La sinistra e la legge

Uno dei temi al centro del confronto nelle due giornate di Trieste è stato “la legge e le leggi”: quello che le leggi possono fare per combattere la violenza nella società e tutelare i diritti delle persone. Angela Azzaro è stata, a mio parere, molto convincente: il “diritto” che conosciamo è quello “del padre” e titolare di diritti è, coerentemente, la famiglia, laboratorio di gerarchie e di dominio, di cui il padre è capo. Il grande spostamento che dobbiamo realizzare è verso il riconoscimento che i diritti sono e devono essere “individuali”.

E il campo di apre. La parzialità consapevole si radica nell’essere, uomini e donne, irriducibilmente differenti: non ci si può rappresentare a vicenda; il diritto del padre non può essere uno strumento adeguato a garantire donne e minori. Quindi gli uomini devono consapevolmente mediare con le donne l’esercizio del potere legislativo e, per realizzare ciò, è imprescindibile che il Parlamento sia realmente rappresentativo dell’irriducibile differenza tra donne e uomini. La necessità di questo cambiamento culturale, simbolico e materiale, significa anche che non è credibile che oggi gli uomini possano fare leggi adeguatamente favorevoli alle donne e alle risposte ai loro bisogni materiali e simbolici. Gli uomini della sinistra si devono interrogare in proposito.

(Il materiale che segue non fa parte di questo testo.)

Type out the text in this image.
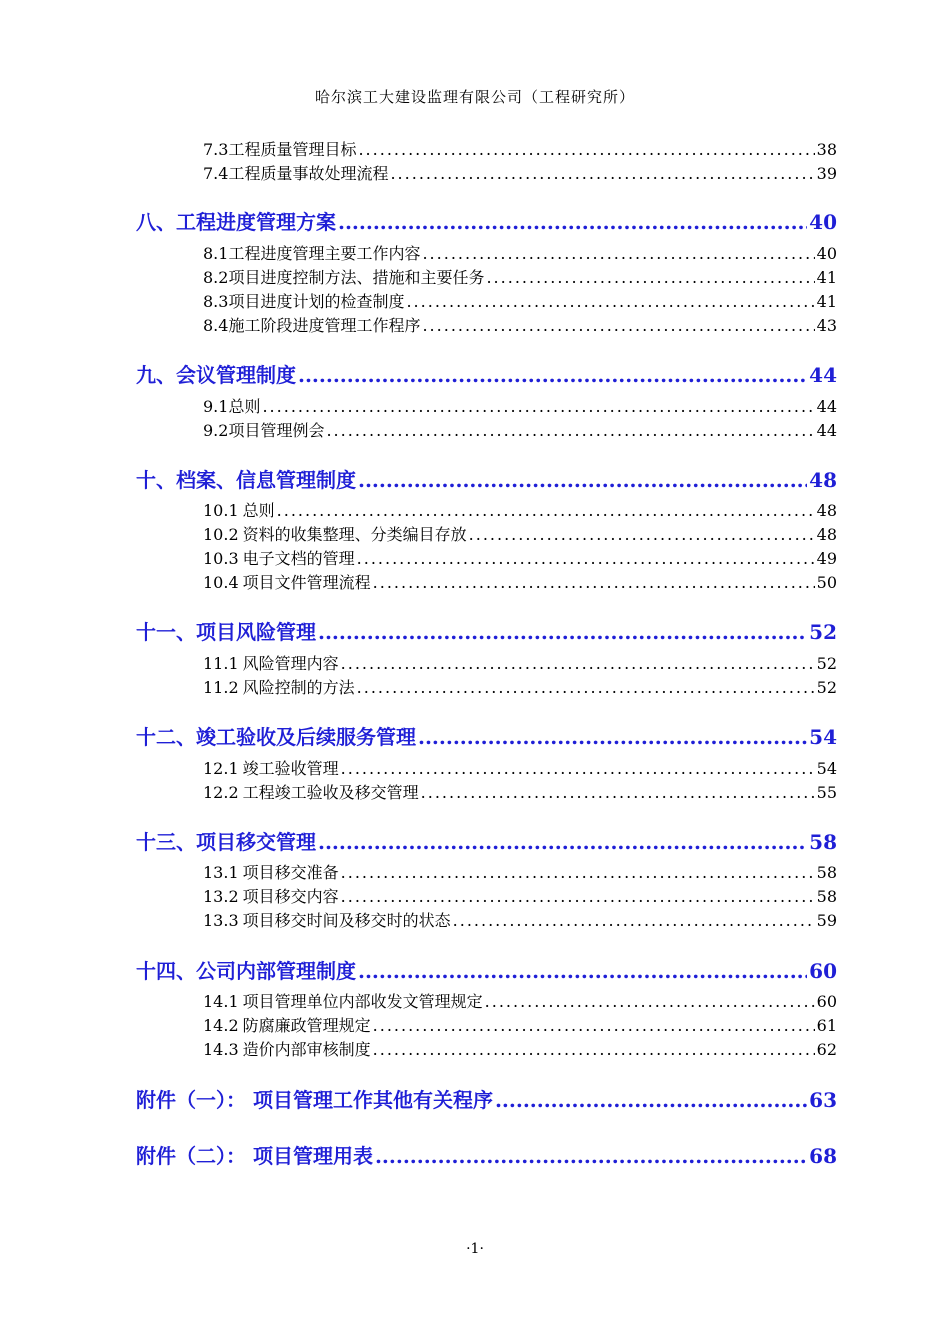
哈尔滨工大建设监理有限公司（工程研究所）
7.3 工程质量管理目标 .....	38
7.4 工程质量事故处理流程 .....	39
八、工程进度管理方案 .....	40
8.1 工程进度管理主要工作内容 .....	40
8.2 项目进度控制方法、措施和主要任务 .....	41
8.3 项目进度计划的检查制度 .....	41
8.4 施工阶段进度管理工作程序 .....	43
九、会议管理制度 .....	44
9.1 总则 .....	44
9.2 项目管理例会 .....	44
十、档案、信息管理制度 .....	48
10.1 总则 .....	48
10.2 资料的收集整理、分类编目存放 .....	48
10.3 电子文档的管理 .....	49
10.4 项目文件管理流程 .....	50
十一、项目风险管理 .....	52
11.1 风险管理内容 .....	52
11.2 风险控制的方法 .....	52
十二、竣工验收及后续服务管理 .....	54
12.1 竣工验收管理 .....	54
12.2 工程竣工验收及移交管理 .....	55
十三、项目移交管理 .....	58
13.1 项目移交准备 .....	58
13.2 项目移交内容 .....	58
13.3 项目移交时间及移交时的状态 .....	59
十四、公司内部管理制度 .....	60
14.1 项目管理单位内部收发文管理规定 .....	60
14.2 防腐廉政管理规定 .....	61
14.3 造价内部审核制度 .....	62
附件（一）： 项目管理工作其他有关程序 .....	63
附件（二）： 项目管理用表 .....	68
·1·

Anche perchè, poi, leggi “favorevoli alle donne” non possono riguardare solo la violenza sessuale, ma anche quella ambientale, quella della mancanza e precarietà del lavoro, e via elencando. Cioè tutti i temi su cui la sinistra ha qualcosa di specifico da dire; ma, per uno spostamento reale verso una società di uguali nella diversità, la sinistra deve essere consapevole che ciò significa riconoscere e mettere in campo le due irriducibilità, cioè gli uomini e le donne.

Il linguaggio


Infine (non per esaurimento dei temi, ma per il mio desiderio di coglierne alcuni su cui lavorare con impegno) è stato molto gettonato, a Trieste, lo spostamento simbolico dell’attenzione dalle donne vittime alla violenza maschile e al patriarcato dominante. Il “cambiamento degli uomini” deve diventare tema centrale dell’elaborazione e dell’iniziative, non solo da parte dei piccoli e ancora pochi gruppi di uomini, ma anche delle donne, che a Trieste hanno lanciato un appello per una campagna europea contro la violenza maschile.

“La cultura patriarcale è un elemento costitutivo dell’identità maschile”, ha affermato una donna. Non solo gli uomini della sinistra, ma ogni uomo deve interrogarsi su questo: tutti i politici, ma anche i preti, i magistrati, i poliziotti, i sindacalisti... ogni uomo, a cominciare da me. Mettere al centro della nostra analisi e del nostro fare politica la consapevolezza della violenza “radicale” del patriarcato, nel senso che sta proprio nelle radici dell’ingiustizia che regola le relazioni tra gli uomini e tutte le altre creature.

L’invito di Angela Azzaro a costruire anche un “linguaggio comune” mi sembra un ulteriore incentivo a rendere praticabile lo scambio, pur nel riconoscimento delle rispettive irriducibili diversità. Il linguaggio aiuta la migrazione consapevole dall’ordine simbolico del padre (il patriarcato) a quello della madre. Io resto convinto che di questo si tratta, quando parliamo della convenienza, per le donne e per il mondo, dell’abbandono del patriarcato da parte degli uomini. Forse assegniamo significati diversi a queste parole; ma di quella convenienza resto assolutamente convinto, anche per me e per ogni uomo mio fratello.